Matching braces is part of written natural language and would be beyond the powe...

ben_w · on Jan 23, 2023

I've seen humans mess up matching braces. I've even been that human already this year, only finding out because the compiler told me.

cma · on Jan 23, 2023

But we still generalize it to bigger and bigger without seeing matching brace problems of all sizes we can handle.

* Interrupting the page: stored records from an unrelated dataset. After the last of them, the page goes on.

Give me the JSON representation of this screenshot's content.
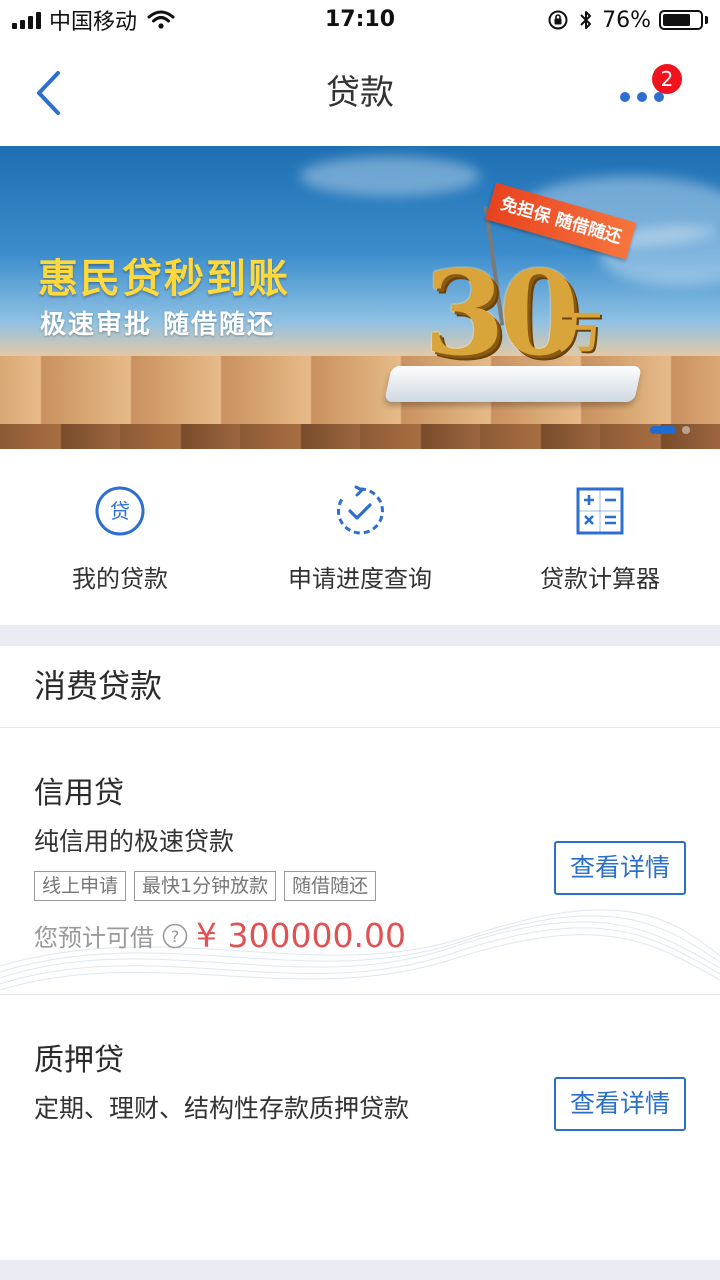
{
  "status_bar": {
    "carrier": "中国移动",
    "time": "17:10",
    "battery": "76%",
    "battery_level": 0.76
  },
  "nav": {
    "title": "贷款",
    "badge_count": "2"
  },
  "banner": {
    "title": "惠民贷秒到账",
    "subtitle": "极速审批 随借随还",
    "flag_text": "免担保 随借随还",
    "amount_number": "30",
    "amount_unit": "万",
    "active_slide": 1
  },
  "quick_actions": [
    {
      "label": "我的贷款",
      "icon": "loan-coin-icon"
    },
    {
      "label": "申请进度查询",
      "icon": "progress-check-icon"
    },
    {
      "label": "贷款计算器",
      "icon": "calculator-icon"
    }
  ],
  "section": {
    "title": "消费贷款"
  },
  "products": [
    {
      "title": "信用贷",
      "desc": "纯信用的极速贷款",
      "tags": [
        "线上申请",
        "最快1分钟放款",
        "随借随还"
      ],
      "estimate_label": "您预计可借",
      "amount": "¥ 300000.00",
      "button": "查看详情"
    },
    {
      "title": "质押贷",
      "desc": "定期、理财、结构性存款质押贷款",
      "button": "查看详情"
    }
  ],
  "colors": {
    "accent": "#2a6fc8",
    "amount": "#e15252",
    "badge": "#f0131d"
  }
}
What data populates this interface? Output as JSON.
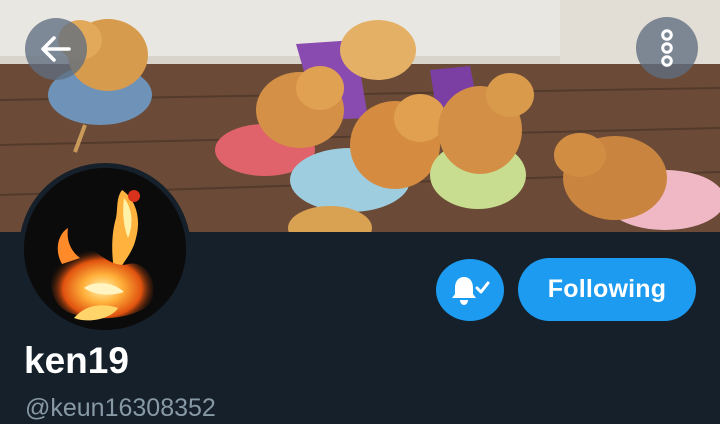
{
  "profile": {
    "display_name": "ken19",
    "handle": "@keun16308352"
  },
  "actions": {
    "following_label": "Following"
  },
  "icons": {
    "back": "arrow-left-icon",
    "more": "vertical-dots-icon",
    "notify": "bell-check-icon"
  },
  "colors": {
    "background": "#15202b",
    "accent": "#1d9bf0",
    "handle_text": "#8899a6",
    "name_text": "#ffffff"
  }
}
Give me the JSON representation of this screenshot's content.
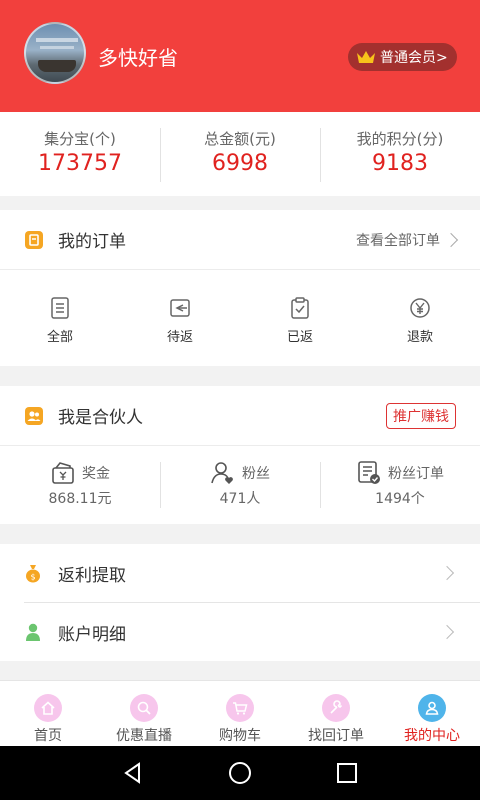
{
  "profile": {
    "username": "多快好省",
    "member_label": "普通会员>"
  },
  "stats": [
    {
      "label": "集分宝(个)",
      "value": "173757"
    },
    {
      "label": "总金额(元)",
      "value": "6998"
    },
    {
      "label": "我的积分(分)",
      "value": "9183"
    }
  ],
  "orders": {
    "title": "我的订单",
    "view_all": "查看全部订单",
    "items": [
      {
        "label": "全部",
        "icon": "list-icon"
      },
      {
        "label": "待返",
        "icon": "return-pending-icon"
      },
      {
        "label": "已返",
        "icon": "returned-check-icon"
      },
      {
        "label": "退款",
        "icon": "refund-yen-icon"
      }
    ]
  },
  "partner": {
    "title": "我是合伙人",
    "promote": "推广赚钱",
    "items": [
      {
        "name": "奖金",
        "value": "868.11元",
        "icon": "bonus-wallet-icon"
      },
      {
        "name": "粉丝",
        "value": "471人",
        "icon": "fans-person-icon"
      },
      {
        "name": "粉丝订单",
        "value": "1494个",
        "icon": "fan-orders-icon"
      }
    ]
  },
  "menu": [
    {
      "label": "返利提取",
      "icon": "money-bag-icon"
    },
    {
      "label": "账户明细",
      "icon": "account-person-icon"
    }
  ],
  "tabs": [
    {
      "label": "首页",
      "icon": "home-icon"
    },
    {
      "label": "优惠直播",
      "icon": "search-icon"
    },
    {
      "label": "购物车",
      "icon": "cart-icon"
    },
    {
      "label": "找回订单",
      "icon": "wrench-icon"
    },
    {
      "label": "我的中心",
      "icon": "user-center-icon",
      "active": true
    }
  ],
  "colors": {
    "brand_red": "#f2403d",
    "accent_value": "#e0221f",
    "tab_inactive_icon_bg": "#f7c6ec",
    "tab_active_icon_bg": "#4fb4ea"
  }
}
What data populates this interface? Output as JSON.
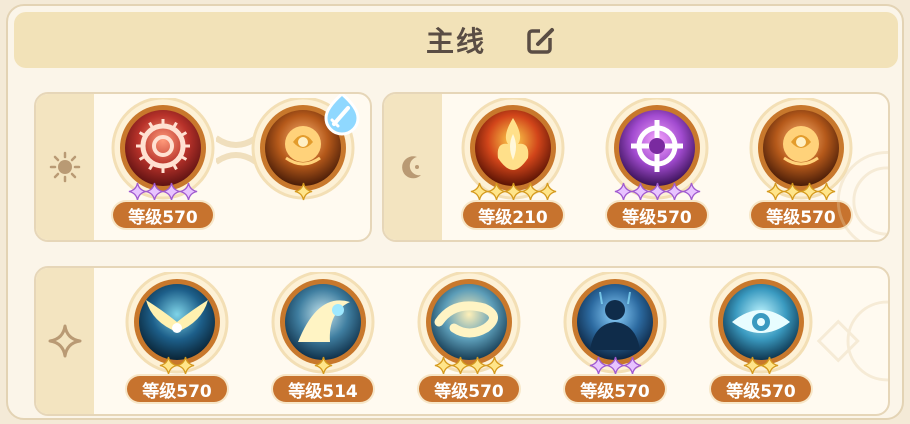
{
  "header": {
    "title": "主线",
    "edit_icon": "edit-icon"
  },
  "colors": {
    "level_badge": "#c7732e",
    "star_gold": "#f2c94c",
    "star_purple": "#c78be8",
    "tab_bg": "#f3e4c0"
  },
  "groups": [
    {
      "icon": "sun-icon",
      "skills": [
        {
          "name": "thorn-ring-skill",
          "level": "等级570",
          "stars": 4,
          "star_color": "purple",
          "theme": "red",
          "has_badge": false
        },
        {
          "name": "golden-rose-skill",
          "level": "",
          "stars": 1,
          "star_color": "gold",
          "theme": "rose",
          "has_badge": true,
          "badge_icon": "sword-droplet-icon"
        }
      ]
    },
    {
      "icon": "moon-icon",
      "skills": [
        {
          "name": "flame-spirit-skill",
          "level": "等级210",
          "stars": 5,
          "star_color": "gold",
          "theme": "fire"
        },
        {
          "name": "crosshair-skill",
          "level": "等级570",
          "stars": 5,
          "star_color": "purple",
          "theme": "purple"
        },
        {
          "name": "rose-bloom-skill",
          "level": "等级570",
          "stars": 4,
          "star_color": "gold",
          "theme": "rose"
        }
      ]
    },
    {
      "icon": "sparkle-icon",
      "skills": [
        {
          "name": "golden-wings-skill",
          "level": "等级570",
          "stars": 2,
          "star_color": "gold",
          "theme": "wings"
        },
        {
          "name": "spirit-leap-skill",
          "level": "等级514",
          "stars": 1,
          "star_color": "gold",
          "theme": "spirit"
        },
        {
          "name": "vortex-skill",
          "level": "等级570",
          "stars": 4,
          "star_color": "gold",
          "theme": "vortex"
        },
        {
          "name": "silhouette-skill",
          "level": "等级570",
          "stars": 3,
          "star_color": "purple",
          "theme": "silhouette"
        },
        {
          "name": "all-seeing-eye-skill",
          "level": "等级570",
          "stars": 2,
          "star_color": "gold",
          "theme": "eye"
        }
      ]
    }
  ]
}
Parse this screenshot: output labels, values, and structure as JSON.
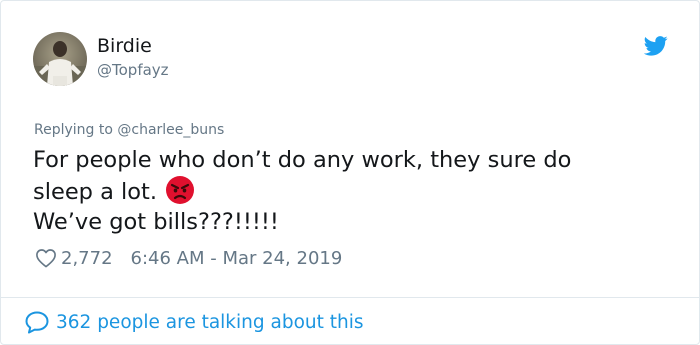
{
  "tweet": {
    "author": {
      "display_name": "Birdie",
      "handle": "@Topfayz"
    },
    "reply_to": "Replying to @charlee_buns",
    "text_lines": [
      "For people who don’t do any work, they sure do",
      "sleep a lot.",
      "We’ve got bills???!!!!!"
    ],
    "emoji": "angry-face-emoji",
    "likes": "2,772",
    "timestamp": "6:46 AM - Mar 24, 2019",
    "conversation": "362 people are talking about this"
  },
  "icons": {
    "brand": "twitter-bird-icon",
    "like": "heart-icon",
    "reply": "speech-bubble-icon"
  },
  "colors": {
    "brand_blue": "#1da1f2",
    "link_blue": "#1b95e0",
    "muted_text": "#657786",
    "main_text": "#14171a",
    "border": "#e1e8ed",
    "emoji_red": "#e0102e"
  }
}
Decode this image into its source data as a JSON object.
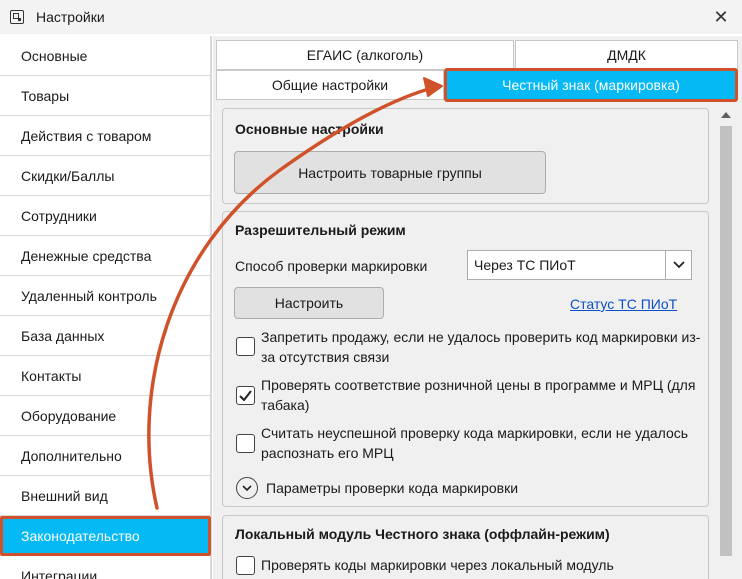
{
  "window": {
    "title": "Настройки",
    "icon": "settings-app-icon",
    "close_glyph": "✕"
  },
  "sidebar": {
    "items": [
      {
        "label": "Основные",
        "active": false
      },
      {
        "label": "Товары",
        "active": false
      },
      {
        "label": "Действия с товаром",
        "active": false
      },
      {
        "label": "Скидки/Баллы",
        "active": false
      },
      {
        "label": "Сотрудники",
        "active": false
      },
      {
        "label": "Денежные средства",
        "active": false
      },
      {
        "label": "Удаленный контроль",
        "active": false
      },
      {
        "label": "База данных",
        "active": false
      },
      {
        "label": "Контакты",
        "active": false
      },
      {
        "label": "Оборудование",
        "active": false
      },
      {
        "label": "Дополнительно",
        "active": false
      },
      {
        "label": "Внешний вид",
        "active": false
      },
      {
        "label": "Законодательство",
        "active": true
      },
      {
        "label": "Интеграции",
        "active": false
      }
    ]
  },
  "tabs": {
    "row1": [
      {
        "label": "ЕГАИС (алкоголь)"
      },
      {
        "label": "ДМДК"
      }
    ],
    "row2": [
      {
        "label": "Общие настройки",
        "active": false
      },
      {
        "label": "Честный знак (маркировка)",
        "active": true
      }
    ]
  },
  "basic": {
    "title": "Основные настройки",
    "configure_groups_label": "Настроить товарные группы"
  },
  "permissive": {
    "title": "Разрешительный режим",
    "method_label": "Способ проверки маркировки",
    "method_value": "Через ТС ПИоТ",
    "configure_label": "Настроить",
    "status_link": "Статус ТС ПИоТ",
    "checkboxes": [
      {
        "text": "Запретить продажу, если не удалось проверить код маркировки из-за отсутствия связи",
        "checked": false
      },
      {
        "text": "Проверять соответствие розничной цены в программе и МРЦ (для табака)",
        "checked": true
      },
      {
        "text": "Считать неуспешной проверку кода маркировки, если не удалось распознать его МРЦ",
        "checked": false
      }
    ],
    "expander_label": "Параметры проверки кода маркировки"
  },
  "local_module": {
    "title": "Локальный модуль Честного знака (оффлайн-режим)",
    "checkbox_text": "Проверять коды маркировки через локальный модуль",
    "checked": false
  },
  "colors": {
    "accent": "#05b9f5",
    "highlight_border": "#d0522a",
    "link": "#0b4fc9"
  }
}
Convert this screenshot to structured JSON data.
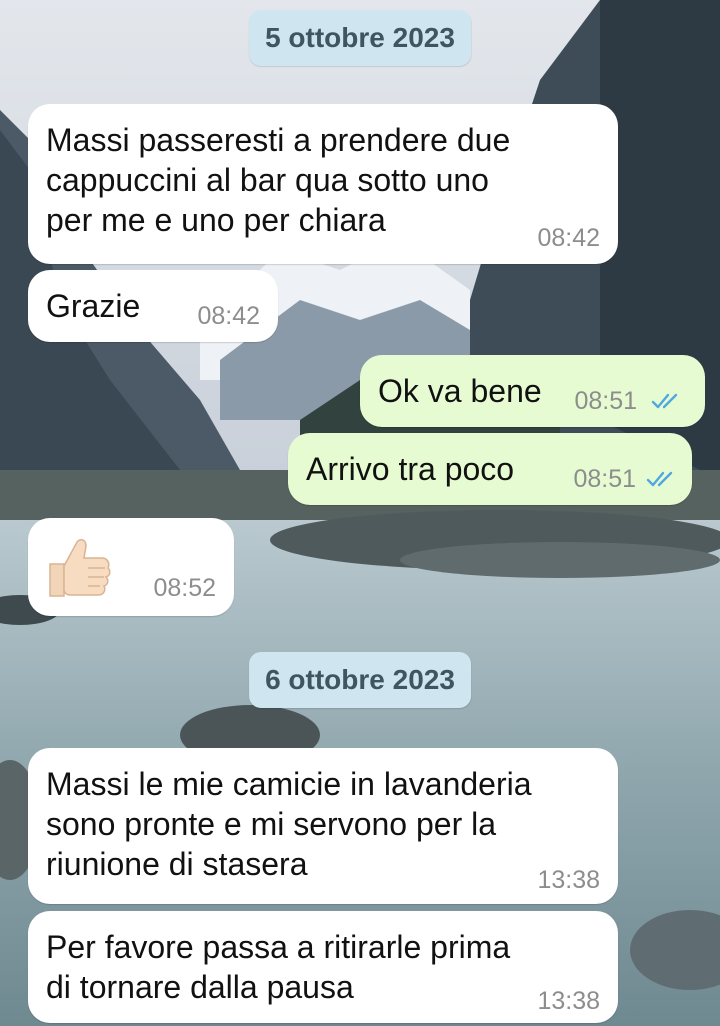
{
  "chat": {
    "date_separators": [
      "5 ottobre 2023",
      "6 ottobre 2023"
    ],
    "messages": [
      {
        "direction": "incoming",
        "text": "Massi passeresti a prendere due\ncappuccini al bar qua sotto uno\nper me e uno per chiara",
        "time": "08:42"
      },
      {
        "direction": "incoming",
        "text": "Grazie",
        "time": "08:42"
      },
      {
        "direction": "outgoing",
        "text": "Ok va bene",
        "time": "08:51",
        "status": "read-double-check"
      },
      {
        "direction": "outgoing",
        "text": "Arrivo tra poco",
        "time": "08:51",
        "status": "read-double-check"
      },
      {
        "direction": "incoming",
        "emoji": "thumbs-up-icon",
        "time": "08:52"
      },
      {
        "direction": "incoming",
        "text": "Massi le mie camicie in lavanderia\nsono pronte e mi servono per la\nriunione di stasera",
        "time": "13:38"
      },
      {
        "direction": "incoming",
        "text": "Per favore passa a ritirarle prima\ndi tornare dalla pausa",
        "time": "13:38"
      }
    ]
  },
  "colors": {
    "incoming_bubble": "#ffffff",
    "outgoing_bubble": "#e6fbd2",
    "date_pill": "#cfe6f1",
    "read_ticks": "#4fa8e0",
    "timestamp": "#8d8d8d"
  }
}
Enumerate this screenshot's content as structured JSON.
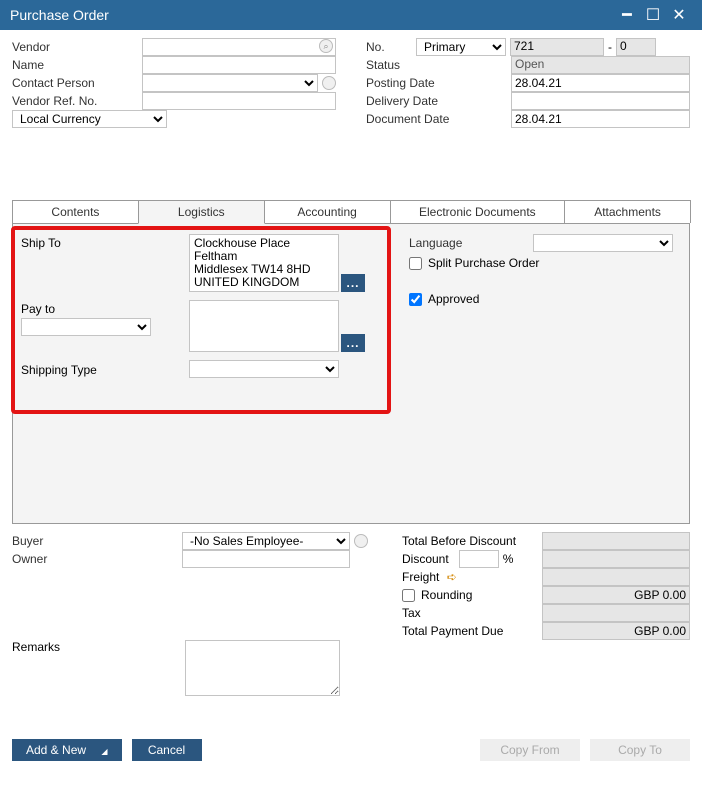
{
  "window": {
    "title": "Purchase Order"
  },
  "header": {
    "left": {
      "vendor_label": "Vendor",
      "vendor_value": "",
      "name_label": "Name",
      "name_value": "",
      "contact_label": "Contact Person",
      "contact_value": "",
      "vendorref_label": "Vendor Ref. No.",
      "vendorref_value": "",
      "currency_value": "Local Currency"
    },
    "right": {
      "no_label": "No.",
      "no_series": "Primary",
      "no_value": "721",
      "no_suffix": "0",
      "status_label": "Status",
      "status_value": "Open",
      "postingdate_label": "Posting Date",
      "postingdate_value": "28.04.21",
      "deliverydate_label": "Delivery Date",
      "deliverydate_value": "",
      "documentdate_label": "Document Date",
      "documentdate_value": "28.04.21"
    }
  },
  "tabs": {
    "contents": "Contents",
    "logistics": "Logistics",
    "accounting": "Accounting",
    "edocs": "Electronic Documents",
    "attachments": "Attachments"
  },
  "logistics": {
    "shipto_label": "Ship To",
    "shipto_line1": "Clockhouse Place",
    "shipto_line2": "Feltham",
    "shipto_line3": "Middlesex TW14 8HD",
    "shipto_line4": "UNITED KINGDOM",
    "payto_label": "Pay to",
    "payto_value": "",
    "shippingtype_label": "Shipping Type",
    "shippingtype_value": "",
    "language_label": "Language",
    "language_value": "",
    "split_label": "Split Purchase Order",
    "approved_label": "Approved",
    "ellipsis": "..."
  },
  "lower": {
    "buyer_label": "Buyer",
    "buyer_value": "-No Sales Employee-",
    "owner_label": "Owner",
    "owner_value": "",
    "remarks_label": "Remarks",
    "remarks_value": "",
    "tbd_label": "Total Before Discount",
    "tbd_value": "",
    "discount_label": "Discount",
    "discount_pct": "",
    "pct_sym": "%",
    "discount_value": "",
    "freight_label": "Freight",
    "freight_value": "",
    "rounding_label": "Rounding",
    "rounding_value": "GBP 0.00",
    "tax_label": "Tax",
    "tax_value": "",
    "total_label": "Total Payment Due",
    "total_value": "GBP 0.00"
  },
  "footer": {
    "addnew": "Add & New",
    "cancel": "Cancel",
    "copyfrom": "Copy From",
    "copyto": "Copy To"
  }
}
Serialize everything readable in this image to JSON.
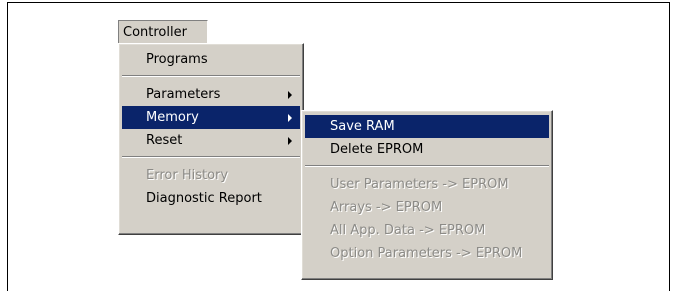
{
  "menubar": {
    "title": "Controller"
  },
  "controller_menu": {
    "programs": "Programs",
    "parameters": "Parameters",
    "memory": "Memory",
    "reset": "Reset",
    "error_history": "Error History",
    "diagnostic_report": "Diagnostic Report",
    "submenu_arrow_icon": "triangle-right-icon"
  },
  "memory_submenu": {
    "save_ram": "Save RAM",
    "delete_eprom": "Delete EPROM",
    "user_parameters_to_eprom": "User Parameters -> EPROM",
    "arrays_to_eprom": "Arrays -> EPROM",
    "all_app_data_to_eprom": "All App. Data -> EPROM",
    "option_parameters_to_eprom": "Option Parameters -> EPROM"
  },
  "colors": {
    "menu_background": "#d4d0c8",
    "highlight": "#0a246a",
    "highlight_text": "#ffffff",
    "disabled_text": "#8c8b87"
  }
}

In the paper I don't think they are looking for perfect, but they show which models can't seem to learn significantly beyond the size of examples they explicitly saw.

ben_w · on Jan 23, 2023

The {specific (number I (messed up was a depth of 3)}.

I missed it because it was spaced over a few lines and I was tired.

cma · on Jan 23, 2023

But not because you only trained up to examples of two.

ben_w · on Jan 23, 2023

I don't know what point you're making, GPT-3 almost certainly has training examples for greater depth.

Pattern recognition can fail. Mine does, GPT's does.

I count further than I subitize, but from experience my mind may wander and I may lose track after 700 of a thing even if there's literally nothing else to focus on.

But I still didn't notice an error at depth 3.

cma · on Jan 23, 2023

It seems transformers don't generalize in this class and neural turing machines and neural stack machines do.

You get the general rule (in linguistics known as competency) but can't flawlessly do it (performance). Transformers can't seem to get competence here.

https://en.m.wikipedia.org/wiki/Linguistic_competence

ben_w · on Jan 23, 2023

Ah, gotcha. Thanks for the clear explanation and the link! :)

randorand0 · on Jan 23, 2023

this may well be the only real skill of programmers who learned C style syntaxes, andor LISPs

on the ohter hand, thinking with the parenthesis takes language up to the level of functional-thinking. computable stuff is all about substitution of all things inside a parenthesis for a single thing. and this is the essence of all classic computation

charcircuit · on Jan 23, 2023

If there is a finite input it is regular.

cma · on Jan 23, 2023

The paper covers that. They only test to a finite size, but the models that fail can't generalize significantly beyond the size of explicit examples they were trained on.

Formally transformers should be capable of modeling it with the right weights, but they show good evidence those weights can't be learned with gradient descent. Whereas a neural turing machine or stack machine can learn them with gradient descent.

Kranar · on Jan 23, 2023

You might mean something like if you restrict the set of all valid inputs to N characters then the language is regular, but that's a much stronger condition than requiring the input to be finite. Furthermore, such a restriction makes the language non-recursive; it's effectively a trivial language.

In standard automata theory, all inputs to automatons are finite.

charcircuit · on Jan 24, 2023

Yes, I was hoping people would understand that from the context.

smadge · on Jan 23, 2023

As in you construct a FSM that can recognize all strings of a context free language less than a certain length?